2016 took Prince, Elie Wiesel, and George Michael. All significant people to my life for
2016 also took my mom. Mom died seven months ago tomorrow from cancer. She had beaten it once, but this time, it was just too much for her.
I was just 8 years old when I witnessed my mother sit down in her brown recliner and cry, her tears those of grief and shock. Elvis Presley had died. I didn’t understand–why was she crying? She didn’t know him, she had never met him.
Two days ago, I remembered that moment, and I understood her tears. George Michael–my George Michael–died. So young. The grief I feel is genuine–probably also from shock–and simply devastating. I didn’t know him, I had never met him. But I grew up with him, and he was just six years older than I.

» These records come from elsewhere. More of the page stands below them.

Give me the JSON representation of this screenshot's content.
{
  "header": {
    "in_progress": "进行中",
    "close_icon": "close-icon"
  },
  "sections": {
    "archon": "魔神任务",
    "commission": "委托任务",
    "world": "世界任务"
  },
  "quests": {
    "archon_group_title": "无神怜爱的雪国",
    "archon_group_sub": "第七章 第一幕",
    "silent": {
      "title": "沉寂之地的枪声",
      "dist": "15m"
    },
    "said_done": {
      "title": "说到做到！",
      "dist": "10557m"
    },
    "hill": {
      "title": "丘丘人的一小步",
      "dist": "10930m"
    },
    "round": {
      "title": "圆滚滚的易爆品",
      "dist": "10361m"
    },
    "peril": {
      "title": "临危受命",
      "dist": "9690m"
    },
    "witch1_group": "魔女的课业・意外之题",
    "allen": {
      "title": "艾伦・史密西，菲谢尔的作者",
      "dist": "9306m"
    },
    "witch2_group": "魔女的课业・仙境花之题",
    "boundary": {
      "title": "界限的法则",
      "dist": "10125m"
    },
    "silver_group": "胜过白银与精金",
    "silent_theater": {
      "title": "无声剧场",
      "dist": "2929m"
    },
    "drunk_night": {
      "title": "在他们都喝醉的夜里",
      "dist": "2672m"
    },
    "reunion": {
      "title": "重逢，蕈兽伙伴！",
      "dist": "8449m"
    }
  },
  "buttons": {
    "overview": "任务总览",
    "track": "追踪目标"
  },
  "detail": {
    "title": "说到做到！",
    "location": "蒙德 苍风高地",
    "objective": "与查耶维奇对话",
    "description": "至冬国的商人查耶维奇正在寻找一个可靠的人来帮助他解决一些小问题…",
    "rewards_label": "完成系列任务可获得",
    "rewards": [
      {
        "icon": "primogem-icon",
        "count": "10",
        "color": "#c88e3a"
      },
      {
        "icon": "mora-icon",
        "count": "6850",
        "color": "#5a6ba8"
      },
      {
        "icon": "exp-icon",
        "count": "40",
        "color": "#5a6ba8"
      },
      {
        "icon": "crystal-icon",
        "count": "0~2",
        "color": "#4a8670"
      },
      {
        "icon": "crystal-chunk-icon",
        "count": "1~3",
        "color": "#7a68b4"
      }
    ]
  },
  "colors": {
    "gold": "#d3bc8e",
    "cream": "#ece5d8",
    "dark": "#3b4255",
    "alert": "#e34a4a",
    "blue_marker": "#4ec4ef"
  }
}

Mom used to take me cruising in her little brown Mazda RX 7 and the only music we’d blare was Wham!’s “Edge of Heaven” album. I was fifteen, and she was in her mid-thirties, but she was just as big a fan as I was. I know she has welcomed GM to the other side with her smiles, while here, I dry my tears.
GM and his music, whether with Wham! or on his own, have provided what I would well consider the soundtrack of my life–at least from the mid-80’s until now. And even though I’m not supposed to tell anyone this secret, finding out that Jackson loved GM made me realize he was my one–THE one. And I’m not kidding.